PORTLAND, Ore. -- Gritty ash from Mount St. Helens dusted the Portland area early today, moved southwest to sprinkle the northern edge of Salem and spread about 150 miles to the Pacific coast.
State Police advised motorists to reduce their speeds on major highways.
Before the morning rush hour no major problems had been reported as a result of the ash but police said some ash was being blown up by traffic in the metropolitan area. A heavy fog was causing more problems for motorists than the ash, police said.
A spokesman for Tri-Met said buses were moving normally through the layer of ash.
The ash cloud reached as far as Lincoln City and Newport, about 150 miles away.
Three hours after the volcano erupted at 10 p.m. Thursday, ash began falling in north Portland, 50 miles southwest of the mountain. Very light amounts fell in the downtown area; the suburban areas southwest of Portland received slightly more ash.
'You can see it laying on the street, but it's not covering up the lane markers,' a Beaverton police officer reported.
State police said the gritty, sand-like ash was kicked up by cars and mixed with ground fog, reducing visibility to about 100- to 150-feet in some areas. Travelers were advised to keep their speed below 45 mph on area freeways.
The fallout began about 1 a.m. in north Portland, and stopped about 1:40 a.m.
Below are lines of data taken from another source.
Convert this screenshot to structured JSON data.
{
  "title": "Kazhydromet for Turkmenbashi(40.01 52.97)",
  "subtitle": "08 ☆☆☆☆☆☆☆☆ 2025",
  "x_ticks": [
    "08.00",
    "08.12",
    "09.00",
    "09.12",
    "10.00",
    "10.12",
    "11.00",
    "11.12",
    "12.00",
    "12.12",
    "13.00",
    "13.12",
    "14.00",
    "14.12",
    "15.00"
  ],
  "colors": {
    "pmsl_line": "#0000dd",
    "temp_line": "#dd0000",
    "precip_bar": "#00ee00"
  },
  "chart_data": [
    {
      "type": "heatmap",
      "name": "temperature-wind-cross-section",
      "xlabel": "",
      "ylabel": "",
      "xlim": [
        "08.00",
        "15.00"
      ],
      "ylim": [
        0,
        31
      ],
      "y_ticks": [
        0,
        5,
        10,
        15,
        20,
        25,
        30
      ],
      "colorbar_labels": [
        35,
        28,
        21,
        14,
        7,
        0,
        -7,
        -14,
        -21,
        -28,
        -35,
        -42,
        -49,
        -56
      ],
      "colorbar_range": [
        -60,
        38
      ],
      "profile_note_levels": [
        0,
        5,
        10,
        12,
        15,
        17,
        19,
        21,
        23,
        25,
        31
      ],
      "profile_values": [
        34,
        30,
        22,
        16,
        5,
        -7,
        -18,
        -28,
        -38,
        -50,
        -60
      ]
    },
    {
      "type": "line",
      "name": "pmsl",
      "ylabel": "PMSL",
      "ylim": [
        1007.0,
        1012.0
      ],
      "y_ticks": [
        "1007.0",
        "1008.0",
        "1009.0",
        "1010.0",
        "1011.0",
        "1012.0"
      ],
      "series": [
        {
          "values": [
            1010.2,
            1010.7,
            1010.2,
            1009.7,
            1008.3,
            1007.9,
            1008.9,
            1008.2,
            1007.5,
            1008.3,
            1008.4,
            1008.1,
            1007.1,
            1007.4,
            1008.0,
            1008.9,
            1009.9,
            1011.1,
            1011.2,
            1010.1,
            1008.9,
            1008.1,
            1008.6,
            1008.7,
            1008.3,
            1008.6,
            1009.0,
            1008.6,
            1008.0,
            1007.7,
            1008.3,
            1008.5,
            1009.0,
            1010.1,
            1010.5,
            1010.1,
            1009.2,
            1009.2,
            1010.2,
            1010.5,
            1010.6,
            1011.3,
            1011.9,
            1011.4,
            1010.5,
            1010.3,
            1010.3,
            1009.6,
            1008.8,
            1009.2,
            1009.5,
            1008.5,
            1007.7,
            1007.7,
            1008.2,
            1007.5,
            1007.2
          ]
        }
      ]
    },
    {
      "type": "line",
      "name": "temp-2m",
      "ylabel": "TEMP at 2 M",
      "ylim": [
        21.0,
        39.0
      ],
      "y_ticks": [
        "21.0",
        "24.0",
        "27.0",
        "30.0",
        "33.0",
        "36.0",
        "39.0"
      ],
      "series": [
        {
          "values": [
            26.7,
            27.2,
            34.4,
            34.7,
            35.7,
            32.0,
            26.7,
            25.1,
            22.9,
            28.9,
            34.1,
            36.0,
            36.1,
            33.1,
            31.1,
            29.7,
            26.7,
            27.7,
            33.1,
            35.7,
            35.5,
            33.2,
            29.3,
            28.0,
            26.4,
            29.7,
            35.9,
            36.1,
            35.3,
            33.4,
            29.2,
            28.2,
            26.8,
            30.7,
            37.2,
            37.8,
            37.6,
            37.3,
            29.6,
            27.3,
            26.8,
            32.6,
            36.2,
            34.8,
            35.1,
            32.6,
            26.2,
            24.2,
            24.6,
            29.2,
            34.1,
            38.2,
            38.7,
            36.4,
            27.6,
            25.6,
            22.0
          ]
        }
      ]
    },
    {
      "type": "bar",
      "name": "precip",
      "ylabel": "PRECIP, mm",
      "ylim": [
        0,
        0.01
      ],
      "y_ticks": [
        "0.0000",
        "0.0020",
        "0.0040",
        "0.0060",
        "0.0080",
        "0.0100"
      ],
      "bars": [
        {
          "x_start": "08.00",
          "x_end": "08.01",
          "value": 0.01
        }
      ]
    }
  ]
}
The cloud of ash moved slowly to the southwest, dusting suburban areas which were hit hard by the ash in late May and early June.
Those earlier eruptions caused extensive damage to berry crops which were just maturing when the fallout began.
The National Weather Service office in Portland issued an ash fallout warning for Clark County in Washington state, and Multnomah and Washington counties in Oregon.
Wind patterns indicated the ash might fall throughout much of western Oregon in an area east of a line from Mount St. Helens to North Bend on the coast, and west of a line from the volcano to Klamath Falls in southern Oregon, the weather service said.